Spanikopita
Spanikopita is one of our families favorite holiday dishes. Delicious flakey filo is layered over brightly flavored baked spinach and cheese. This recipe was inspired by our friend and Furies EVOO fan, Phillip Morris. He shared his mother's secret ingredient, ricotta cheese. The ricotta elevates the spinach mixture from fabulous to sublime! Spanikopita is a great stand alone meal or delicious side dish for your holiday dinner or brunch. Don't be intimidated with working with filo, it is easier than it appears. Give yourself enough time to thaw frozen filo before you start cooking. I leave it in it's packaging on the kitchen counter while I make the spinach mixture. It is also important to cool and drain the liquid out of the cooked spinach and herbs before assembling.
Ingredients:
- 16oz fresh baby spinach
- 1 large leek, chopped
- 2-3 cloves garlic, finely chopped
- 1/3 cup fresh parsley, chopped
- 1/4 cup fresh dill, chopped
- 2T dry white wine, optional
- 1 heaping cup crumbled feta
- 1/2 cup ricotta
- 2T grated Parmesan cheese
- 2 eggs
- 1/4 t allspice
- 1/4t nutmeg
- salt & pepper
- 1 package filo dough
- 4T The Furies EVOO, divided
- 2T butter, melted and cooled
Instructions:
- Thaw frozen filo according to package instructions. Do not remove packaging until ready to assemble, Preheat oven to 350'
- in a large pan, heat 2T EVOO over medium heat. Saute leeks and garlic until softened and lightly browned. Add spinach, dill, and parsley. Season with salt and pepper. Cook approximately 3 minutes, add a splash of wine and cook another minute or two. Remove from heat. Transfer into a fine strainer and place over a bowl to cool (I actually put outside where it was very cold to speed up cooling)
- When cool, press liquid out of spinach. In a large bowl combine spinach glop with cheeses, eggs and spices.

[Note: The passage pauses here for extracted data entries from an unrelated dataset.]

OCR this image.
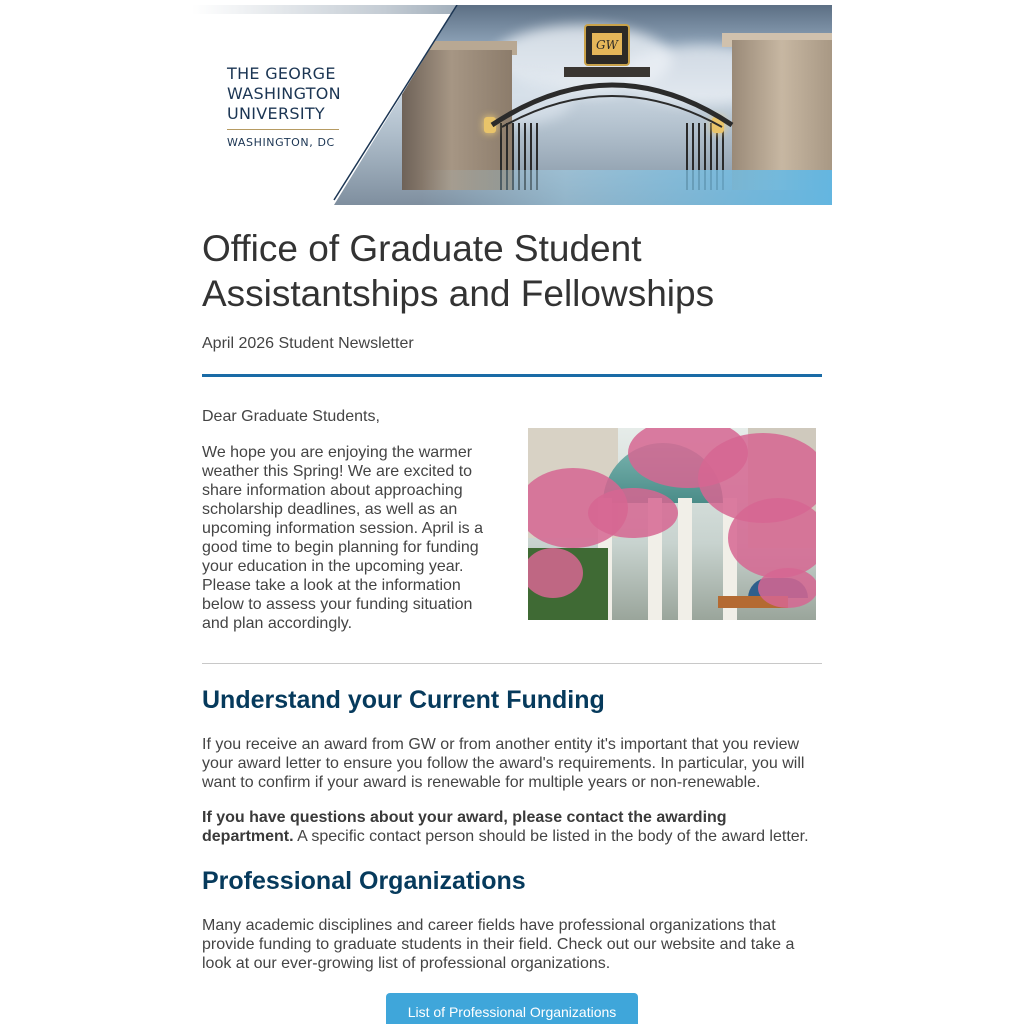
GW
THE GEORGE
WASHINGTON
UNIVERSITY
WASHINGTON, DC
Office of Graduate Student Assistantships and Fellowships

April 2026 Student Newsletter

Dear Graduate Students,

We hope you are enjoying the warmer weather this Spring! We are excited to share information about approaching scholarship deadlines, as well as an upcoming information session. April is a good time to begin planning for funding your education in the upcoming year. Please take a look at the information below to assess your funding situation and plan accordingly.

Understand your Current Funding

If you receive an award from GW or from another entity it's important that you review your award letter to ensure you follow the award's requirements. In particular, you will want to confirm if your award is renewable for multiple years or non-renewable.

If you have questions about your award, please contact the awarding department. A specific contact person should be listed in the body of the award letter.

Professional Organizations

Many academic disciplines and career fields have professional organizations that provide funding to graduate students in their field. Check out our website and take a look at our ever-growing list of professional organizations.

List of Professional Organizations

- In a small bowl mix melted butter and 2-3T EVOO. Using a pastry brush, lightly brush bottom of a 9x9 inch baking dish with EVOO. Working with individual sheets, gently place a filo into bottom of dish. Layer 8-10 sheets. Brush each sheet of filo with EVOO/butter mixture. Filo can overlap the edges of your baking dish. It is important to brush each sheet with EVOO/butter so that the filo isn't mushy.
- Spoon spinach mixture on top of the filo. Repeat filo process by layering an additional 8-10 individual file sheets on top, brushing with EVOO/butter mixture as before.
- Bake at 350 for approximately 40-50 minutes until top is browned and beautiful.